Table 4 presents three panels for the regressed value of dividends. Panel A explains the regressed value for Div/LTS. The data reveals that there is a relation between Div/LTS and Growth (coef.=-0.011558 at t= -0.113813and p=0.909621) for all the selected companies. Similarly Div/LTS has negative impact on return on assets (coef.=-0.015552 at t=-0.153141and p=0.878605). The value of R square is 0.000365 and adjusted R square is - 0.020246. The above results show that lagged to total sales has no significant impact on Growth and ROA. Panel B and C explains the regressed value of Div/ LTA. The result shows the there is no relation between the variables under study. The value of R square and adjusted R square is 0.000963 and -0.019636 respectively.
|VARIABLES||PANEL A||PANEL B||PANEL C|
Table 4: Regression analysis.
In this study we investigate whether product market competition can play an important role in minimizing agency problems between controlling shareholders and minority shareholders in Pakistan.
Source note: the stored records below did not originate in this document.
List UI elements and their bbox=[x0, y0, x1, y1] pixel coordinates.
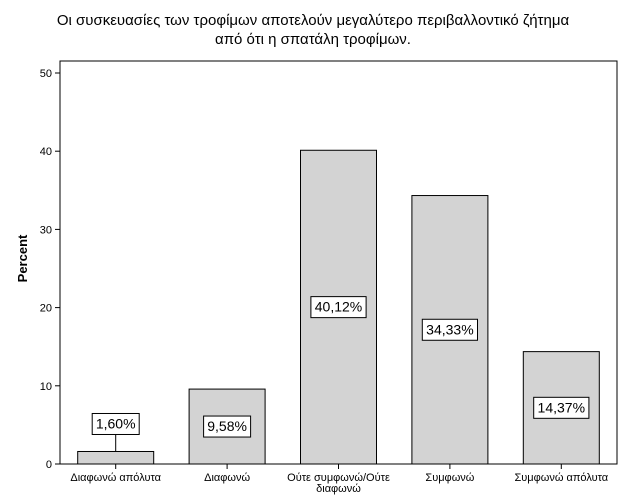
y-tick-label: 20 bbox=[40, 303, 52, 315]
y-tick-label: 0 bbox=[46, 459, 52, 471]
y-tick-label: 40 bbox=[40, 146, 52, 158]
data-label-box bbox=[421, 318, 478, 341]
data-label: 34,33% bbox=[426, 321, 473, 337]
data-label: 9,58% bbox=[207, 418, 247, 434]
x-tick-label: Ούτε συμφωνώ/Ούτε bbox=[287, 472, 390, 484]
data-label: 14,37% bbox=[538, 399, 585, 415]
data-label-box bbox=[533, 396, 590, 419]
chart-title-line: Οι συσκευασίες των τροφίμων αποτελούν με… bbox=[57, 12, 570, 29]
x-tick-label: Συμφωνώ bbox=[425, 472, 474, 484]
x-tick-label: Διαφωνώ απόλυτα bbox=[70, 472, 161, 484]
data-label: 1,60% bbox=[96, 415, 136, 431]
data-label-box bbox=[310, 296, 367, 319]
bars: 1,60% 9,58% 40,12% 34,33% 14,37% bbox=[77, 149, 600, 465]
x-tick-label: Διαφωνώ bbox=[204, 472, 250, 484]
x-axis: Διαφωνώ απόλυτα Διαφωνώ Ούτε συμφωνώ/Ούτεδ… bbox=[70, 464, 609, 495]
x-tick-label: Συμφωνώ απόλυτα bbox=[514, 472, 608, 484]
x-tick-label: διαφωνώ bbox=[316, 483, 361, 495]
chart-title-line: από ότι η σπατάλη τροφίμων. bbox=[215, 31, 411, 48]
y-tick-label: 30 bbox=[40, 224, 52, 236]
bar bbox=[77, 450, 155, 465]
y-tick-label: 10 bbox=[40, 381, 52, 393]
data-label-box bbox=[203, 415, 252, 438]
data-label: 40,12% bbox=[315, 299, 362, 315]
y-axis: 0 10 20 30 40 50 bbox=[40, 68, 60, 471]
chart-title: Οι συσκευασίες των τροφίμων αποτελούν με… bbox=[57, 12, 570, 48]
y-tick-label: 50 bbox=[40, 68, 52, 80]
y-axis-label: Percent bbox=[15, 234, 30, 282]
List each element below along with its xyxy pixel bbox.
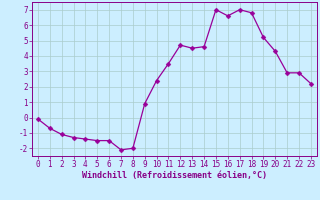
X-axis label: Windchill (Refroidissement éolien,°C): Windchill (Refroidissement éolien,°C): [82, 171, 267, 180]
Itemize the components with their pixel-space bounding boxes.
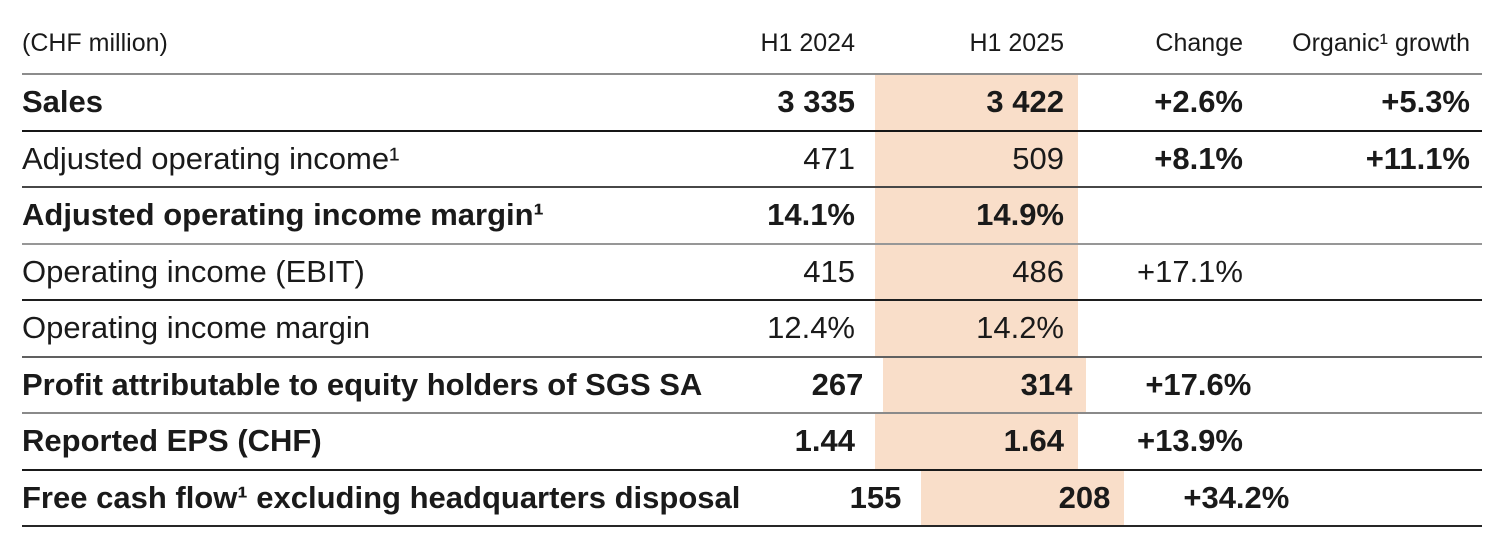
- table-row-operating-income-margin: Operating income margin 12.4% 14.2%: [22, 301, 1482, 358]
- cell-h1-2024: 471: [803, 140, 855, 176]
- cell-change: [1078, 301, 1253, 356]
- table-row-free-cash-flow: Free cash flow¹ excluding headquarters d…: [22, 470, 1482, 527]
- row-label: Operating income (EBIT): [22, 253, 365, 289]
- cell-change: +34.2%: [1183, 479, 1290, 515]
- column-header-h1-2025: H1 2025: [969, 29, 1064, 57]
- cell-h1-2025-highlighted: 509: [875, 131, 1078, 186]
- cell-change: [1078, 188, 1253, 243]
- cell-h1-2025-highlighted: 14.2%: [875, 301, 1078, 356]
- cell-change: +17.6%: [1145, 366, 1252, 402]
- cell-organic-growth: [1253, 414, 1482, 469]
- cell-organic-growth: [1253, 301, 1482, 356]
- cell-h1-2024: 267: [811, 366, 864, 402]
- row-label: Reported EPS (CHF): [22, 423, 322, 459]
- cell-organic-growth: +5.3%: [1381, 84, 1470, 120]
- row-label: Profit attributable to equity holders of…: [22, 366, 703, 402]
- cell-organic-growth: [1253, 188, 1482, 243]
- cell-change: +8.1%: [1154, 140, 1243, 176]
- cell-h1-2024: 3 335: [777, 84, 855, 120]
- cell-h1-2025-highlighted: 208: [921, 470, 1125, 525]
- column-header-h1-2024: H1 2024: [760, 29, 855, 57]
- table-row-adjusted-operating-income-margin: Adjusted operating income margin¹ 14.1% …: [22, 188, 1482, 245]
- cell-h1-2024: 1.44: [794, 423, 855, 459]
- financial-results-table: (CHF million) H1 2024 H1 2025 Change Org…: [22, 0, 1482, 527]
- table-row-sales: Sales 3 335 3 422 +2.6% +5.3%: [22, 75, 1482, 132]
- row-label: Free cash flow¹ excluding headquarters d…: [22, 479, 741, 515]
- cell-h1-2025-highlighted: 14.9%: [875, 188, 1078, 243]
- table-header-row: (CHF million) H1 2024 H1 2025 Change Org…: [22, 0, 1482, 75]
- cell-h1-2024: 415: [803, 253, 855, 289]
- cell-h1-2025-highlighted: 3 422: [875, 75, 1078, 130]
- row-label: Sales: [22, 84, 104, 120]
- unit-label: (CHF million): [22, 29, 168, 57]
- cell-change: +13.9%: [1136, 423, 1243, 459]
- row-label: Operating income margin: [22, 310, 371, 346]
- cell-organic-growth: [1253, 245, 1482, 300]
- cell-change: +2.6%: [1154, 84, 1243, 120]
- row-label: Adjusted operating income margin¹: [22, 197, 544, 233]
- cell-organic-growth: +11.1%: [1365, 140, 1470, 176]
- table-row-profit-attributable: Profit attributable to equity holders of…: [22, 357, 1482, 414]
- cell-h1-2024: 12.4%: [767, 310, 855, 346]
- cell-h1-2024: 14.1%: [767, 197, 855, 233]
- cell-organic-growth: [1261, 358, 1490, 413]
- cell-change: +17.1%: [1136, 253, 1243, 289]
- cell-organic-growth: [1299, 471, 1504, 526]
- cell-h1-2024: 155: [849, 479, 902, 515]
- column-header-organic-growth: Organic¹ growth: [1292, 29, 1470, 57]
- row-label: Adjusted operating income¹: [22, 140, 400, 176]
- table-row-adjusted-operating-income: Adjusted operating income¹ 471 509 +8.1%…: [22, 131, 1482, 188]
- table-row-reported-eps: Reported EPS (CHF) 1.44 1.64 +13.9%: [22, 414, 1482, 471]
- cell-h1-2025-highlighted: 1.64: [875, 414, 1078, 469]
- table-row-operating-income-ebit: Operating income (EBIT) 415 486 +17.1%: [22, 244, 1482, 301]
- cell-h1-2025-highlighted: 486: [875, 244, 1078, 299]
- cell-h1-2025-highlighted: 314: [883, 357, 1087, 412]
- column-header-change: Change: [1155, 29, 1243, 57]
We select the country Pakistan because here the legal system is very weak for investor’s rights. We suppose that product market competition mitigates agency conflicts and force the manager to give cash. But in Pakistan mostly the businesses are family owned and top managers are sometimes hold more than 50% of the company holdings. More over the assumptions of Perfect Market Competition are very difficult to implement in a country like Pakistan. Our results show that the product market competition has no impact on companies’ dividend policies. The sample size in the study is very small and limited. There is a need to include more other variables to measure product market competition. There is also a need to apply this study in other market of the world.